Maybe in the not-so-distant future, electric ATVs will become more commonly available as “real” high-quality ATVs, even for adult-sized bikes. But until then I would advise you to choose gas.

As of today, none of the major brands offer high-quality electric ATVs for 10-year-old kids. But I would not be surprised if they start popping up sometime soon.

If your mind is set on an electric ATV for your 10-year-old, you should have a closer look at the TomRide TR290. The bike is intended for kids for 10 years up and packs quite a punch with a rated top speed of 30mph (50kph). This is a relatively small company, but the product seems really promising. The bikes are available worldwide.

Engine size and top speed

Most gas-powered ATVs intended for 10-year-olds have engines in the range of 90-110cc. Some people argue that these bikes are too small, too slow, and boring, and therefore recommend buying a 250cc instead.

I generally don’t recommend this because, for most 10-year-olds, 250cc is just too much power and weight to be handled safely. When they become 12 and more experienced, it may be time to switch. Manufacturers don’t advise these bikes to be used by riders under 16.

A better option is to buy the strongest and fastest bike in the 90-110cc range, but make sure it is fitted with a proper, adjustable speed limiter. This way, even beginners can use the bike safely, and you can increase difficulty-level gradually as the kid’s skills get better.

For racing purposes, it is even possible to increase the power output of a bike like this while keeping it at a manageable size and not as fast as a 250.

Recommended Safety Features

Some make the mistake of buying an underpowered and undersized bike, thinking it will keep the child safer.

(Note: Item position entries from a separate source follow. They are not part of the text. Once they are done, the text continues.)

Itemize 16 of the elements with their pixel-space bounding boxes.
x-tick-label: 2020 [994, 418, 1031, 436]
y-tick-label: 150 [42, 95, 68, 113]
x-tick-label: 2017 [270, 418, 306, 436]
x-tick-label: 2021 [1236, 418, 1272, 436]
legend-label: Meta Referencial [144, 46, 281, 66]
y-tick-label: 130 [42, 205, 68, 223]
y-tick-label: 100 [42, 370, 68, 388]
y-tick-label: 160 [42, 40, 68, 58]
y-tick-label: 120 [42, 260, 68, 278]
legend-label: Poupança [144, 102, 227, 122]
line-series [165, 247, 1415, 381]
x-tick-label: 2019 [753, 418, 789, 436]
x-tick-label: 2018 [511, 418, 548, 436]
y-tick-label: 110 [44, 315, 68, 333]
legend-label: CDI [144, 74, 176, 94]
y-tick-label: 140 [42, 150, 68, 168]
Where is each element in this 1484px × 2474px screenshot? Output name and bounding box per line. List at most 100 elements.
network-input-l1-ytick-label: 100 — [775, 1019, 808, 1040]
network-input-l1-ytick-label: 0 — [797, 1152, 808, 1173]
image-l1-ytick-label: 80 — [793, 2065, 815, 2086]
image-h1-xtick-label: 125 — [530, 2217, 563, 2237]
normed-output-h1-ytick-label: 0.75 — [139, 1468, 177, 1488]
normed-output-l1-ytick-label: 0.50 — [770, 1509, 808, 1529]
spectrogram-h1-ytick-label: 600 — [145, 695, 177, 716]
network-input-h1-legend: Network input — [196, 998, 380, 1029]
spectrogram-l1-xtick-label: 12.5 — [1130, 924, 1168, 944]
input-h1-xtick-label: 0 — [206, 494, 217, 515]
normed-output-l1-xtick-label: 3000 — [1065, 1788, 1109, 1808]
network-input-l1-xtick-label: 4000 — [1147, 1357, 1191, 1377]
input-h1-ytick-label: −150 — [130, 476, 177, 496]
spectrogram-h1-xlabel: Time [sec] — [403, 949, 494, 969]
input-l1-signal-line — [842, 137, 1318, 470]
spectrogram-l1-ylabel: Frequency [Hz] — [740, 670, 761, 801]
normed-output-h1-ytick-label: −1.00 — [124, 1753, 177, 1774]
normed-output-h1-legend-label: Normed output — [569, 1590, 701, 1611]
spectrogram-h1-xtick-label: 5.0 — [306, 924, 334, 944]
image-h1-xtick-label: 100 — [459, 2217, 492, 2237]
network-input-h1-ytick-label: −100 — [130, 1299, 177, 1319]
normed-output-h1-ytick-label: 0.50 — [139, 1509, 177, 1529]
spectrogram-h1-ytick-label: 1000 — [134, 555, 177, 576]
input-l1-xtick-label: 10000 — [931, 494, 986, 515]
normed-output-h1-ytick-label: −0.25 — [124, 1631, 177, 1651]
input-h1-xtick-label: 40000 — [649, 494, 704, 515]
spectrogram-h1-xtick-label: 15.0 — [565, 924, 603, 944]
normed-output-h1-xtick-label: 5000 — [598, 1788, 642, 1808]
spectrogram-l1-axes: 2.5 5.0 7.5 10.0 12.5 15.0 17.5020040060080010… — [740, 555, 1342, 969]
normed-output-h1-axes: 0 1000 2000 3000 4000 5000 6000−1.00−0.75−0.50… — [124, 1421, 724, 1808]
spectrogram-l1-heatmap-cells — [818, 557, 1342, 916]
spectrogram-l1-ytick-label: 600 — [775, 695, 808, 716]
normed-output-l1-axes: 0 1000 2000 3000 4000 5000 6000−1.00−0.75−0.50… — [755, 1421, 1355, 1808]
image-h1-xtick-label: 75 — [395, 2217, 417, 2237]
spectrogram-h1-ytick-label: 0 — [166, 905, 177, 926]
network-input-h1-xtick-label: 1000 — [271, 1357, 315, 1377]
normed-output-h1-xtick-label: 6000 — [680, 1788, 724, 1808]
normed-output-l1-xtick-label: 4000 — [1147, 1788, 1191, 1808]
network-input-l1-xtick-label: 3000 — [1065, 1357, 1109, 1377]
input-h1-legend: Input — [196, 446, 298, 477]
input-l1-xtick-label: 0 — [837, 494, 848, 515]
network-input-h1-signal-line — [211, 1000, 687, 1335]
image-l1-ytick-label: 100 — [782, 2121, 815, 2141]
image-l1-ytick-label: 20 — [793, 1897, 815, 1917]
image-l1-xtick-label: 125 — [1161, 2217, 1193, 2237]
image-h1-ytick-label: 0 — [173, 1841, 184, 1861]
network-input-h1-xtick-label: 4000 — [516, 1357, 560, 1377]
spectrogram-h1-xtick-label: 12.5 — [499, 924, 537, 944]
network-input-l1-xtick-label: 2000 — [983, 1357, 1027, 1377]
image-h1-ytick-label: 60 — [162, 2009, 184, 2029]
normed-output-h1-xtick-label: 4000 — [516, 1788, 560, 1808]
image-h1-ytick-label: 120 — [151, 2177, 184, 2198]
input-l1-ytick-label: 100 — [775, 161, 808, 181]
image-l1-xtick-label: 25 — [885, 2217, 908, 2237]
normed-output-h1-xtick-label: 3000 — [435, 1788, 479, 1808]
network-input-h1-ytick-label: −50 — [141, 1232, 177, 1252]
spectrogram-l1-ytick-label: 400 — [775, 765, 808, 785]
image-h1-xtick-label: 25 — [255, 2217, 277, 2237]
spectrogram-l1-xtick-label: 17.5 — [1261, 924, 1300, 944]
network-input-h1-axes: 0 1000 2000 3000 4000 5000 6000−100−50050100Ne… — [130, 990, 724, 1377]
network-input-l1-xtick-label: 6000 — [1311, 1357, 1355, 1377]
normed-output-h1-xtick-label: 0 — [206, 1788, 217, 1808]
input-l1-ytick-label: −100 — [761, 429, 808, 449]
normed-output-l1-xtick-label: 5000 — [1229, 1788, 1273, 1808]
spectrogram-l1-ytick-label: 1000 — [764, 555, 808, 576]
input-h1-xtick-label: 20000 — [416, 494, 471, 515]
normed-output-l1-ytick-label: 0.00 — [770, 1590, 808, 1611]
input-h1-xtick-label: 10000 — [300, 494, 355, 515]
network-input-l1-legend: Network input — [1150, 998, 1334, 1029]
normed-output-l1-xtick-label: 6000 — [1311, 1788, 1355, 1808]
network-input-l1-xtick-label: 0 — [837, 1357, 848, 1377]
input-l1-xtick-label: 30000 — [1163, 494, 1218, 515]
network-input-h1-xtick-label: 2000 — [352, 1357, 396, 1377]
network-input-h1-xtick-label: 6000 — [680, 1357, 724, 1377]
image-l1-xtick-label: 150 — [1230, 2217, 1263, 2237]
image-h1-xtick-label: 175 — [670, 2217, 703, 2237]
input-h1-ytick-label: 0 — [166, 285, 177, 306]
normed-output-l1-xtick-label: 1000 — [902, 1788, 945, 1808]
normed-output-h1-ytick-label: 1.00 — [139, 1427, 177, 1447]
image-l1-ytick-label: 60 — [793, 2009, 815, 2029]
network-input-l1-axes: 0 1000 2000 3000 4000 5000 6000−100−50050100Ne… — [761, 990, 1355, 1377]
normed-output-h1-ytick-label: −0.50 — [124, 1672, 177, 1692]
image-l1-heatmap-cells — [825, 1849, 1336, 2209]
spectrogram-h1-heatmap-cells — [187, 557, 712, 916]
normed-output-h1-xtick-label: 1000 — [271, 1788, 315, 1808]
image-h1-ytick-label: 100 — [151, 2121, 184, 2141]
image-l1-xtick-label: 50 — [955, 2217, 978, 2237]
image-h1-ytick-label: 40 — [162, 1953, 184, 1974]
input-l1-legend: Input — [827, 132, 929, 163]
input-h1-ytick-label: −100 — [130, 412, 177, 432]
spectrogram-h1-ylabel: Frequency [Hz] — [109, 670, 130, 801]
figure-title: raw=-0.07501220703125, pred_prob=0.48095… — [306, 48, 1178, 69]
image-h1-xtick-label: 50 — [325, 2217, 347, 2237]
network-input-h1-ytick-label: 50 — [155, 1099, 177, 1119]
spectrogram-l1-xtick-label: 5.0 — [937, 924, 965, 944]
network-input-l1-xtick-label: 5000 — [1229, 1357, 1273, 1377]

A better option would be to look for a machine that offers adaptive safety features. This way, the child will have a machine that grows with their skills.

Features you should look for are:

  • Parent-adjustable speed limiter, 3 different steps is common.
  • Safety Tether to stop the bike if the kid falls off.
  • Keyed ignition switch to keep control of who goes riding and when.
  • Quality tires with a well-threaded pattern and good quality rubber for good traction and durability.
  • Front and rear lights to see and to be seen in dim light conditions.
  • Good quality shocks and brakes.


I don’t emphasize price too much in this article. If your budget is on the smaller side, I strongly advise you to buy a used quality bike in good condition, rather than buying a cheap new bike that will give a lesser driving experience and most likely lots more hours doing repairs.

My nephew had a couple of cheap China-made ATVs when he was this age, and while fun when they worked, they didn’t last for long.

The resale value of a quality bike is much better than in the cheaper models, so when your kid outgrows the bike, you will get a good chunk of your money back.

To sum things up

Based on the above factors, any of the recommend ATVs in this article would be a good choice.

I would probably put my money on the Honda TRX90X because of the well-known Honda quality and because the 90cc Honda engine slightly outperforms even the 110cc Polaris Sportsman 110EFI. Be aware that the Honda lacks reverse as the other models have.

Which one you choose will ultimately be a matter of personal preference, but you can’t go wrong with any of them.